Sus obras viajaron, se sembraron en Francia o Estados Unidos, pero lo hicieron solas, separadas de la madre. A Jekyll no le gustaba abandonar su hogar. Prefería el reposo de sus plantas y sus flores; adoraba la soledad que le otorgaban para reflexionar y para aprender la dulzura de la paciencia y la contemplación.
UNA FE SIN LÍMITES
Era, para ella, una profesión y una fe sin cauce. Gertrude Jekyll creía que no existía lugar en el mundo lo suficientemente árido como para resistirse al amor de las semillas. Y menos si se trabajaba duro: era perfeccionista y diseñaba al milímetro, en sus cuadernos, la composición de sus pequeños paraísos. Esa misma pasión la llevó a romper con los formalismos victorianos de la época.

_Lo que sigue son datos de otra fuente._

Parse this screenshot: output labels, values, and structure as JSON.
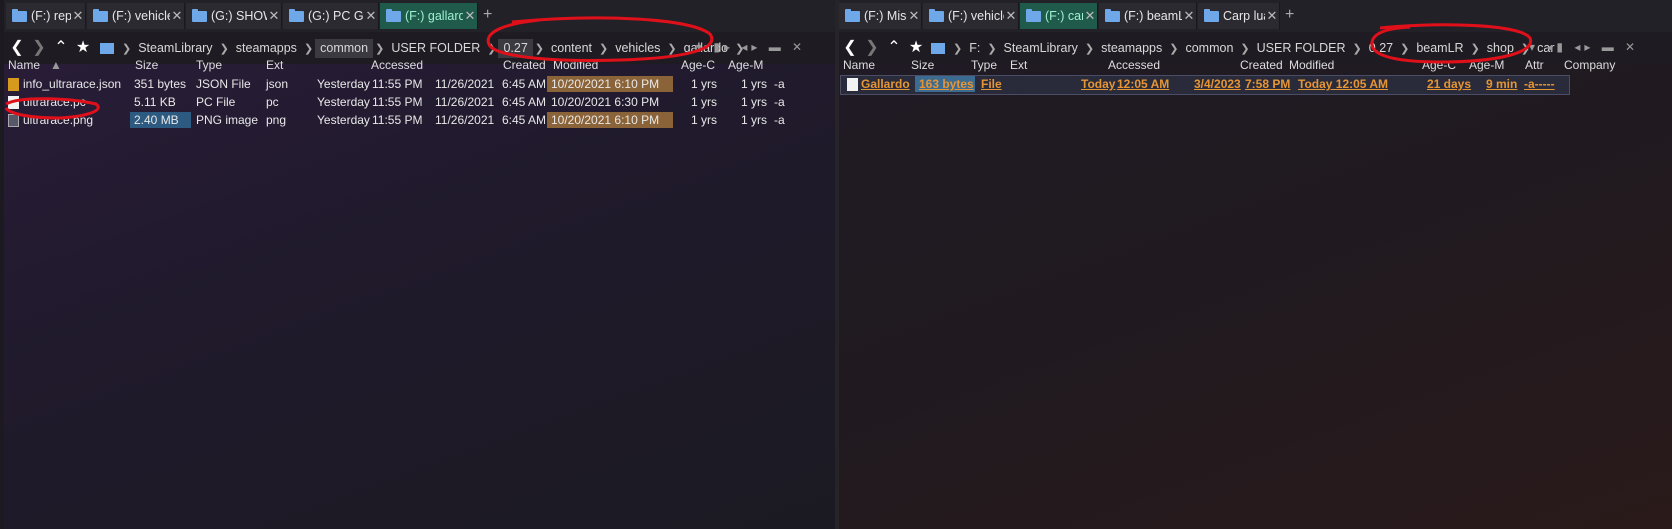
{
  "left": {
    "tabs": [
      {
        "label": "(F:) repo"
      },
      {
        "label": "(F:) vehicles"
      },
      {
        "label": "(G:) SHOWS"
      },
      {
        "label": "(G:) PC Gar"
      },
      {
        "label": "(F:) gallardo"
      }
    ],
    "breadcrumb": [
      "SteamLibrary",
      "steamapps",
      "common",
      "USER FOLDER",
      "0.27",
      "content",
      "vehicles",
      "gallardo"
    ],
    "columns": [
      "Name",
      "Size",
      "Type",
      "Ext",
      "Accessed",
      "Created",
      "Modified",
      "Age-C",
      "Age-M"
    ],
    "rows": [
      {
        "name": "info_ultrarace.json",
        "size": "351 bytes",
        "type": "JSON File",
        "ext": "json",
        "acc_day": "Yesterday",
        "acc_time": "11:55 PM",
        "created_date": "11/26/2021",
        "created_time": "6:45 AM",
        "modified": "10/20/2021 6:10 PM",
        "agec": "1 yrs",
        "agem": "1 yrs",
        "attr": "-a"
      },
      {
        "name": "ultrarace.pc",
        "size": "5.11 KB",
        "type": "PC File",
        "ext": "pc",
        "acc_day": "Yesterday",
        "acc_time": "11:55 PM",
        "created_date": "11/26/2021",
        "created_time": "6:45 AM",
        "modified": "10/20/2021 6:30 PM",
        "agec": "1 yrs",
        "agem": "1 yrs",
        "attr": "-a"
      },
      {
        "name": "ultrarace.png",
        "size": "2.40 MB",
        "type": "PNG image",
        "ext": "png",
        "acc_day": "Yesterday",
        "acc_time": "11:55 PM",
        "created_date": "11/26/2021",
        "created_time": "6:45 AM",
        "modified": "10/20/2021 6:10 PM",
        "agec": "1 yrs",
        "agem": "1 yrs",
        "attr": "-a"
      }
    ]
  },
  "right": {
    "tabs": [
      {
        "label": "(F:) Misc"
      },
      {
        "label": "(F:) vehicles"
      },
      {
        "label": "(F:) car"
      },
      {
        "label": "(F:) beamLr"
      },
      {
        "label": "Carp lua"
      }
    ],
    "breadcrumb": [
      "F:",
      "SteamLibrary",
      "steamapps",
      "common",
      "USER FOLDER",
      "0.27",
      "beamLR",
      "shop",
      "car"
    ],
    "columns": [
      "Name",
      "Size",
      "Type",
      "Ext",
      "Accessed",
      "Created",
      "Modified",
      "Age-C",
      "Age-M",
      "Attr",
      "Company"
    ],
    "rows": [
      {
        "name": "Gallardo",
        "size": "163 bytes",
        "type": "File",
        "acc_day": "Today",
        "acc_time": "12:05 AM",
        "created_date": "3/4/2023",
        "created_time": "7:58 PM",
        "modified": "Today 12:05 AM",
        "agec": "21 days",
        "agem": "9 min",
        "attr": "-a-----"
      }
    ]
  },
  "colors": {
    "annotation": "#e0101a",
    "accent_tab": "#1f5a4a",
    "link_orange": "#e69535"
  }
}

Una de sus grandes creaciones fue Munstead Wood, en la villa de Busbridge. El espacio nació de la colaboración con el arquitecto Edwin Lutyens, con quien iba a alumbrar unos 120 parajes semejantes.
A 60 kilómetros de Munstead se encuentra la destilería donde se produce English Estate de Bombay Sapphire, una edición limitada que transmite la esencia del verano de la campiña británica. La marca trata de impregnarse de unos paisajes y unos espacios que son ya inseparables del legado de Jekyll.
Un legado que pudo nacer gracias a la entrega y al hacer virtud de la carencia. Hay quienes dicen que sus problemas de visión fueron los responsables de su forma única de componer sinfonías vegetales.
Siendo así, sus obras pueden significar mucho más que una búsqueda de solaz estético. Se trata de una propuesta performativa, un reconocimiento de la belleza incondicional del mundo. Es como si, con cada ramito de pétalos, Jekyll nos dijera: «Quiero que veáis el mundo como yo lo veo. Quiero que sepáis que incluso un problema de percepción puede ser una oportunidad para descubrir una belleza distinta».